Keragaman keyakinan agama di dunia menunjukkan bahwa tidak ada satu kelompok pun yang dapat mengetahui kebenaran terdalam tentang kondisi manusia dengan cukup kepastian untuk melisensikan perizinan, pengasingan atau membunuh orang lain yang tidak memiliki kebiasaan dan pendapat yang sama. Begitu Bayle menulis:

perbedaan dalam Pendapat tampaknya adalah Ketidakterpisahan manusia yang tak terpisahkan, selama Pemahamannya sangat terbatas, dan Hatinya begitu kacau; kita harus mencoba mengurangi Kejahatan ini dalam batas-batas tersempit: dan tentu saja cara untuk melakukan ini adalah dengan saling menoleransi satu sama lain.

Kekuatan yang sulit, bukan kelemahan

Dari Bayle ke depan, toleransi tidak pernah menjadi urusan “apa pun” yang lemah.

Mereka yang percaya bahwa mereka berhak untuk tidak toleran terhadap kekerasan, betapapun yakin mereka bahwa mereka adalah orang yang fanatik, tidak boleh ditoleransi.

Bagi Bayle, orang-orang semacam itu mengklaim keyakinan mereka adalah satu-satunya kebenaran absolut, terlepas dari keterbatasan pemahaman manusia dan berbagai kepercayaan di dunia. Mereka percaya bahwa mereka memiliki keunggulan moral yang hanya dijamin oleh egoisme dan kekuatan.

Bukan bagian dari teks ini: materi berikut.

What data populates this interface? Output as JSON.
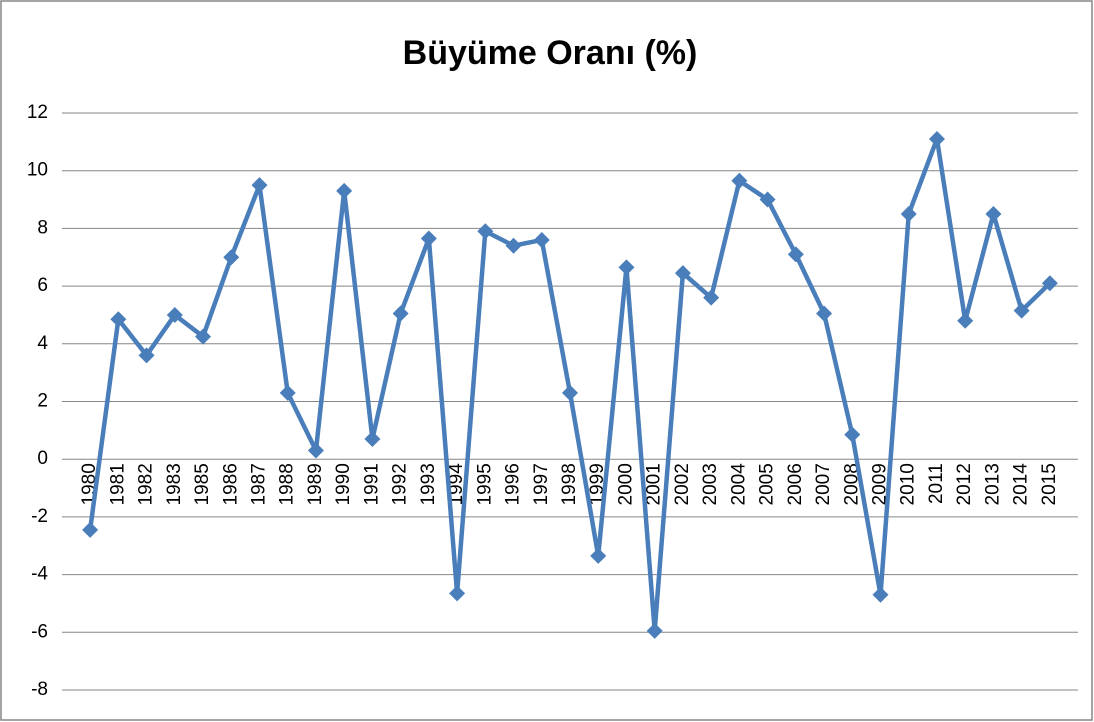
{
  "chart_data": {
    "type": "line",
    "title": "Büyüme Oranı (%)",
    "categories": [
      "1980",
      "1981",
      "1982",
      "1983",
      "1985",
      "1986",
      "1987",
      "1988",
      "1989",
      "1990",
      "1991",
      "1992",
      "1993",
      "1994",
      "1995",
      "1996",
      "1997",
      "1998",
      "1999",
      "2000",
      "2001",
      "2002",
      "2003",
      "2004",
      "2005",
      "2006",
      "2007",
      "2008",
      "2009",
      "2010",
      "2011",
      "2012",
      "2013",
      "2014",
      "2015"
    ],
    "series": [
      {
        "color": "#4a7ebb",
        "values": [
          -2.45,
          4.85,
          3.6,
          5.0,
          4.25,
          7.0,
          9.5,
          2.3,
          0.3,
          9.3,
          0.7,
          5.05,
          7.65,
          -4.65,
          7.9,
          7.4,
          7.6,
          2.3,
          -3.35,
          6.65,
          -5.95,
          6.45,
          5.6,
          9.65,
          9.0,
          7.1,
          5.05,
          0.85,
          -4.7,
          8.5,
          11.1,
          4.8,
          8.5,
          5.15,
          6.1
        ]
      }
    ],
    "ylim": [
      -8,
      12
    ],
    "yticks": [
      -8,
      -6,
      -4,
      -2,
      0,
      2,
      4,
      6,
      8,
      10,
      12
    ],
    "grid": true
  }
}
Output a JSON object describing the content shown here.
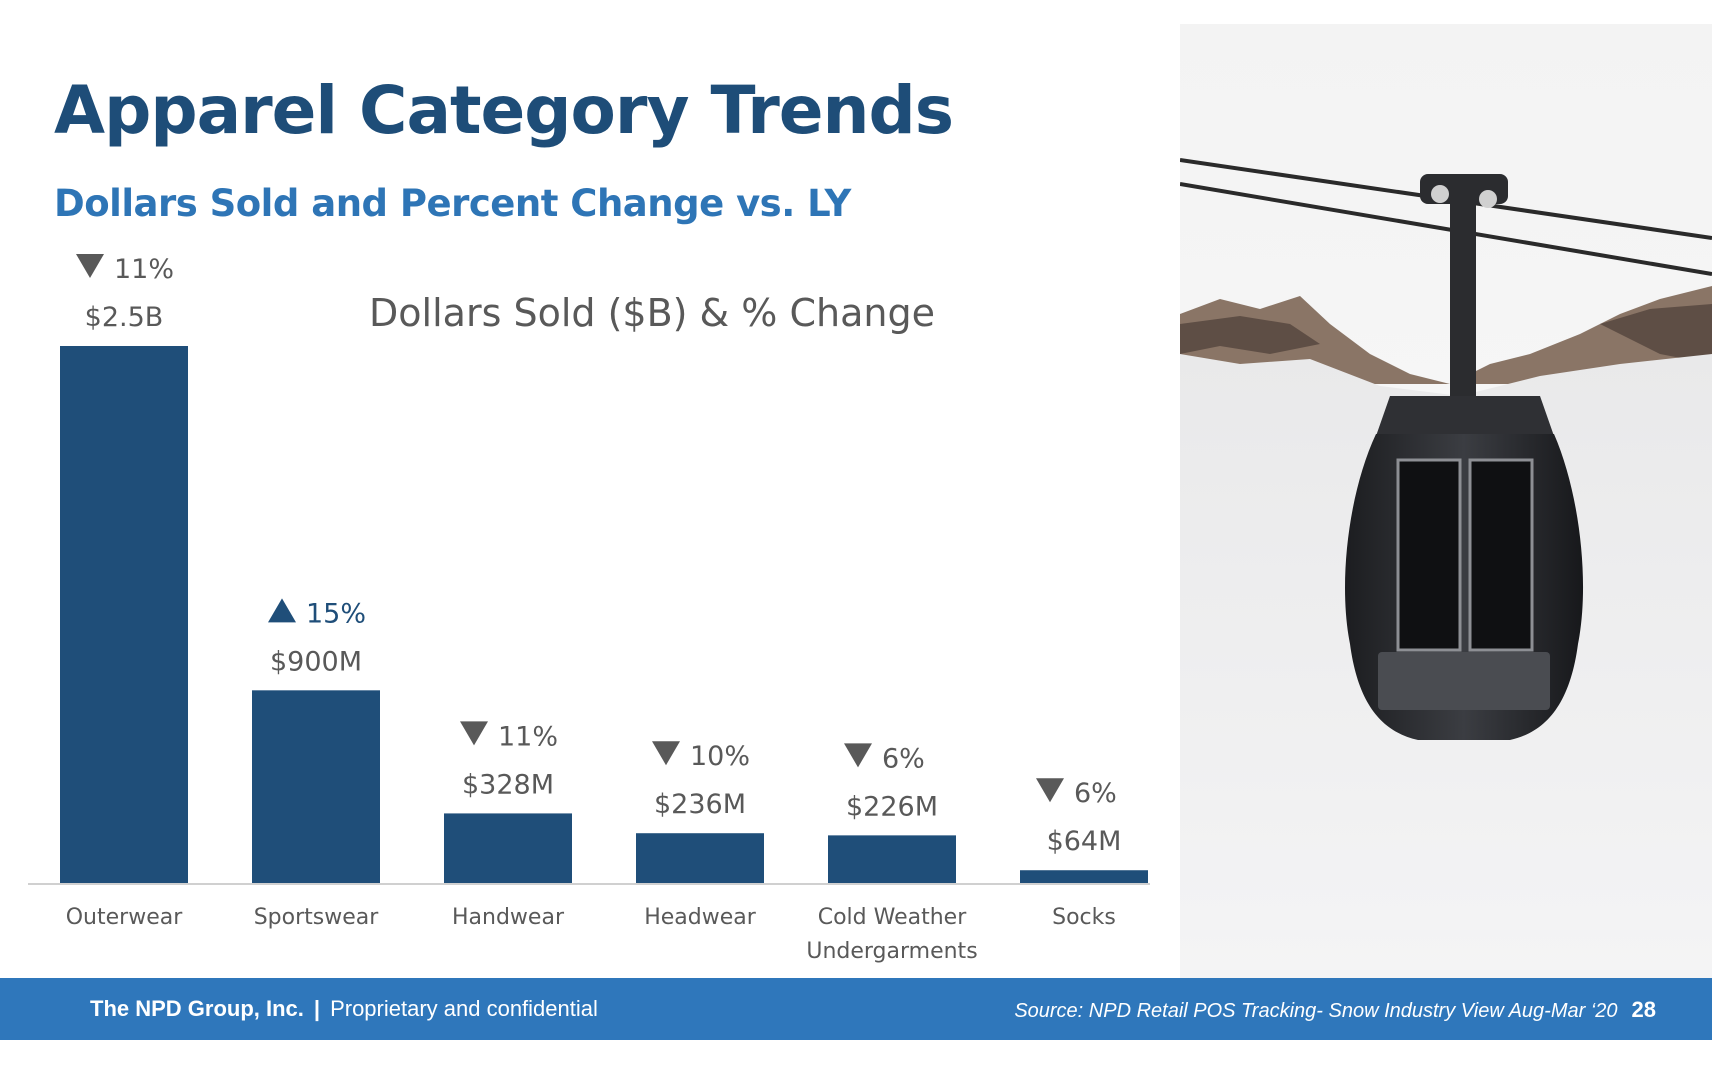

Meskipun banyak kritik, toleransi menuntut kekuatan yang sulit.

Jika Bayle benar, rasa hormat untuk perbedaan di atas semua bersandar pada pengakuan kita sendiri keterbatasan; keterbatasan yang kita miliki sebagai manusia terbatas dengan orang lain yang selalu lebih mudah untuk dibubarkan, eksotisasi, atau iblis sebagai makhluk yang sepenuhnya asing.

Ini tidak menyanjung, juga tidak mudah.Percakapan

Tentang Penulis

Matthew Sharpe, Associate Professor in Philosophy, Universitas Deakin

Artikel ini diterbitkan kembali dari Percakapan di bawah lisensi Creative Commons. Membaca Artikel asli.